Luciano Siqueira: Deplorável atalho ao poder
Na história das sociedades há fenômenos que, recorrentes, ganham status de lei objetiva – ou seja, se incorporam definitivamente às peculiaridades do povo e da nação.
No Brasil, cuja história é marcada por soluções “pelo alto” em situações críticas, via negociação entre as forças litigantes, fator decisivo das “rupturas inconclusas” que se sucedem desde o Império aos instantes recentes, uma corrente política se faz presente e invariavelmente nefasta.
Refiro-me ao “udenismo”, expressão política do que podemos chamar de inclinação ao centro-direita, que empalma importante segmento da sociedade composto por parcelas da classe dominante e da chamada “classe média” conservadora.
No espectro partidário, a representação mais precisa disso foi a UDN, nos anos cinquenta e início dos anos sessenta; e na atualidade o PSDB.
Não à toa os udenistas eram chamados de “vivandeiras dos quartéis”, assim caracterizados pela insistência com que à intervenção militar para reparar seu fracasso nas urnas.
A tradução dessa atitude na atualidade está nos esforços do tucanato que, tão logo proclamados os resultados do último pleito presidencial, já batiam às portas dos tribunais na tentativa de anulá-lo, assim, tentarem dar a volta por cima pós-derrota eleitoral.
O senador afastado e processado por corrupção Aécio Neves, então candidato derrotado e presidente do PSDB, é o signatário do pedido de cassação da chapa Dilma-Temer, alegando uso indevido do poder econômico na campanha.
Agora que Temer vai ao fundo do poço e se discute a fórmula mais rápida e menos conflitante de sua queda, justamente próceres do PSDB lideram articulações ao centro e à direita em favor da escolha, em eleição indireta, no Congresso Nacional, de um novo presidente comprometido com a agenda regressiva em curso.
Em outras palavras, o programa neoliberal do candidato tucano Aécio Neves, derrotado nas urnas, pode se viabilizar plenamente num arremedo de eleições a cargo de um colégio eleitoral cuja credibilidade se aproxima de zero!

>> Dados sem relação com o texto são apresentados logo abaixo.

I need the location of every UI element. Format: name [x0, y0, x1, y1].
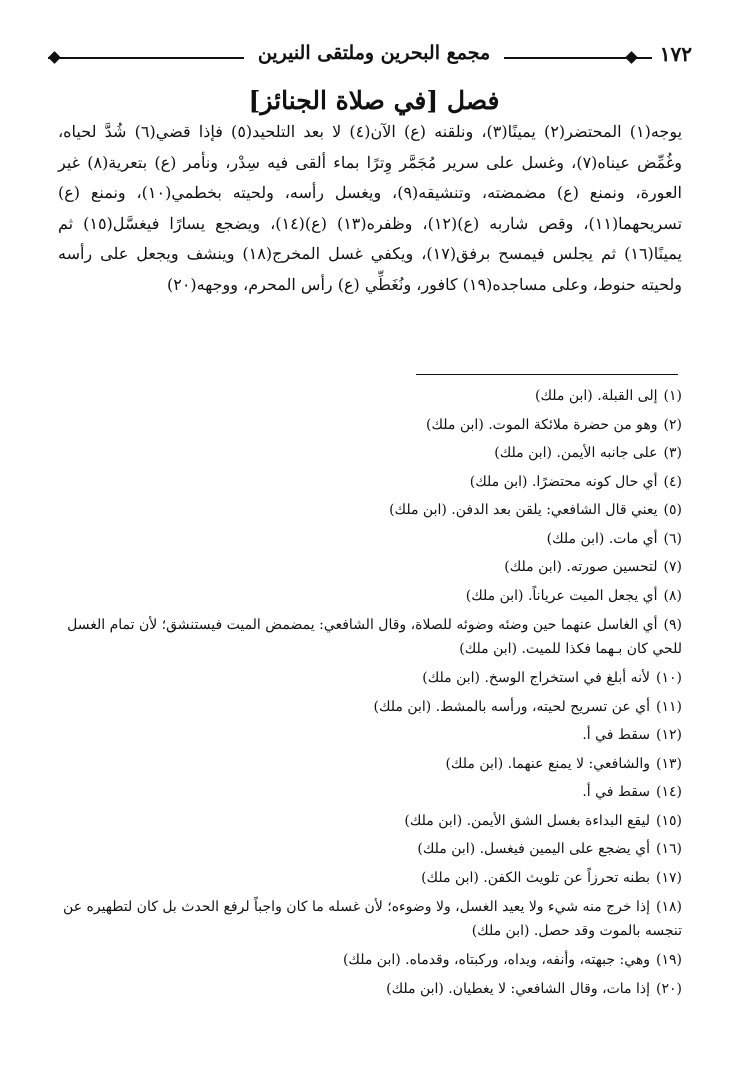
- footnote-number: (١٦): [656, 841, 682, 857]
- footnote-item: [52, 664, 682, 693]
- footnote-text: إلى القبلة. (ابن ملك): [535, 388, 658, 404]
- page-number: ١٧٢: [652, 42, 700, 66]
- footnote-number: (١٠): [656, 670, 682, 686]
- footnote-text: ليقع البداءة بغسل الشق الأيمن. (ابن ملك): [404, 812, 651, 829]
- footnote-number: (٦): [663, 530, 682, 547]
- footnote-item: [52, 582, 682, 611]
- footnote-text: على جانبه الأيمن. (ابن ملك): [494, 445, 658, 461]
- footnote-item: [52, 693, 682, 722]
- footnote-text: لتحسين صورته. (ابن ملك): [504, 559, 658, 575]
- footnote-item: [52, 553, 682, 582]
- footnote-number: (٥): [663, 502, 682, 518]
- footnote-item: [52, 721, 682, 750]
- page-header: [48, 38, 700, 68]
- footnote-separator: [416, 374, 678, 375]
- footnote-number: (٨): [663, 587, 682, 604]
- footnote-text: يعني قال الشافعي: يلقن بعد الدفن. (ابن ملك): [389, 502, 658, 518]
- footnote-number: (٩): [663, 617, 682, 633]
- footnote-text: أي مات. (ابن ملك): [546, 530, 658, 547]
- footnote-text: أي حال كونه محتضرًا. (ابن ملك): [469, 473, 658, 490]
- footnote-number: (١٢): [656, 727, 682, 743]
- footnote-item: [52, 835, 682, 864]
- footnote-item: [52, 525, 682, 554]
- footnote-item: [52, 439, 682, 468]
- footnote-number: (٧): [663, 559, 682, 575]
- footnote-item: [52, 468, 682, 497]
- footnote-item: [52, 750, 682, 779]
- footnote-text: أي الغاسل عنهما حين وضئه وضوئه للصلاة، وقال الشافعي: يمضمض الميت فيستنشق؛ لأن تمام الغسل للحي كان بـهما فكذا للميت. (ابن ملك): [67, 617, 682, 657]
- footnote-number: (١٧): [656, 869, 682, 886]
- footnote-number: (٢٠): [656, 980, 682, 997]
- footnote-number: (١١): [656, 698, 682, 715]
- footnote-number: (٤): [663, 473, 682, 490]
- footnote-item: [52, 975, 682, 1004]
- footnote-text: سقط في أ.: [582, 784, 651, 800]
- footnote-item: [52, 892, 682, 946]
- footnote-text: أي يضجع على اليمين فيغسل. (ابن ملك): [417, 841, 651, 857]
- footnote-text: بطنه تحرزاً عن تلويث الكفن. (ابن ملك): [421, 869, 651, 886]
- footnote-text: سقط في أ.: [582, 727, 651, 743]
- footnote-item: [52, 778, 682, 807]
- footnote-item: [52, 610, 682, 664]
- footnote-item: [52, 496, 682, 525]
- footnote-text: إذا خرج منه شيء ولا يعيد الغسل، ولا وضوءه؛ لأن غسله ما كان واجباً لرفع الحدث بل كان لتطهيره عن تنجسه بالموت وقد حصل. (ابن ملك): [63, 899, 682, 939]
- footnote-number: (١٨): [656, 899, 682, 915]
- footnote-item: [52, 807, 682, 836]
- footnote-text: أي يجعل الميت عرياناً. (ابن ملك): [465, 587, 658, 604]
- section-title: فصل [في صلاة الجنائز]: [248, 86, 500, 115]
- footnote-item: [52, 864, 682, 893]
- footnote-text: إذا مات، وقال الشافعي: لا يغطيان. (ابن ملك): [386, 980, 651, 997]
- footnote-item: [52, 411, 682, 440]
- running-title: [48, 42, 700, 64]
- footnote-number: (٢): [663, 416, 682, 433]
- footnote-number: (١): [663, 388, 682, 404]
- footnote-number: (١٥): [656, 812, 682, 829]
- footnotes-list: [52, 382, 682, 1003]
- main-paragraph: يوجه(١) المحتضر(٢) يمينًا(٣)، ونلقنه (ع) الآن(٤) لا بعد التلحيد(٥) فإذا قضي(٦) شُدَّ لحياه، وغُمِّض عيناه(٧)، وغسل على سرير مُجَمَّر وِترًا بماء ألقى فيه سِدْر، ونأمر (ع) بتعرية(٨) غير العورة، ونمنع (ع) مضمضته، وتنشيقه(٩)، ويغسل رأسه، ولحيته بخطمي(١٠)، ونمنع (ع) تسريحهما(١١)، وقص شاربه (ع)(١٢)، وظفره(١٣) (ع)(١٤)، ويضجع يسارًا فيغسَّل(١٥) ثم يمينًا(١٦) ثم يجلس فيمسح برفق(١٧)، ويكفي غسل المخرج(١٨) وينشف ويجعل على رأسه ولحيته حنوط، وعلى مساجده(١٩) كافور، ونُغَطِّي (ع) رأس المحرم، ووجهه(٢٠): [58, 122, 683, 294]
- footnote-text: والشافعي: لا يمنع عنهما. (ابن ملك): [445, 755, 651, 772]
- footnote-text: وهي: جبهته، وأنفه، ويداه، وركبتاه، وقدماه. (ابن ملك): [342, 952, 651, 968]
- main-text: [58, 117, 682, 300]
- footnote-number: (١٣): [656, 755, 682, 772]
- footnote-text: أي عن تسريح لحيته، ورأسه بالمشط. (ابن ملك): [373, 698, 651, 715]
- footnote-text: وهو من حضرة ملائكة الموت. (ابن ملك): [426, 416, 658, 433]
- running-title-text: مجمع البحرين وملتقى النيرين: [244, 42, 504, 64]
- footnote-item: [52, 946, 682, 975]
- footnote-text: لأنه أبلغ في استخراج الوسخ. (ابن ملك): [422, 670, 651, 686]
- footnote-number: (٣): [663, 445, 682, 461]
- footnote-item: [52, 382, 682, 411]
- footnote-number: (١٤): [656, 784, 682, 800]
- footnote-number: (١٩): [656, 952, 682, 968]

Um deplorável atalho ao poder.
O caminho está traçado: o TSE cassa a chapa Dilma-Temer, o presidente da Câmara assume o posto e, pelas normas vigentes, convoca o pleito indireto num prazo de trinta dias.
E eis que a nação estará constrangida a ser presidida por um Tasso Jereissati da vida, que num pleito direto jamais teria chances.
Isto se as próprias contradições entre os golpistas, que não são poucas e se acirram a cada instante, e a pressão da sociedade, que tende a aumentar rapidamente, não levarem à aprovação da PEC 227, que viabiliza eleições diretas já.
Não se mudam leis objetivas (fenômenos recorrentes, como queiram) facilmente, porém o curso da História pode se alterar num dado momento, mediante a conjugação de muitos fatores e a emergência de uma força capaz de sobrepor na cena política.
À trama tucana há que se opor um amplo movimento pela democracia que, ao lado de conquistar eleições diretas na sucessão do moribundo governo Temer, apresente à nação uma plataforma de proposições destinadas a tirar o país da crise e instaurar um novo ciclo transformador.
*Luciano Siqueira é médico, escritor. Vice-prefeito da cidade do Recife no período de 2000 a 2008. E reeleito novamente para o cargo de 2013 a 2016. Começou a militância política na Ação Popular em 1966 e ingressou no Partido Comunista do Brasil em 1972.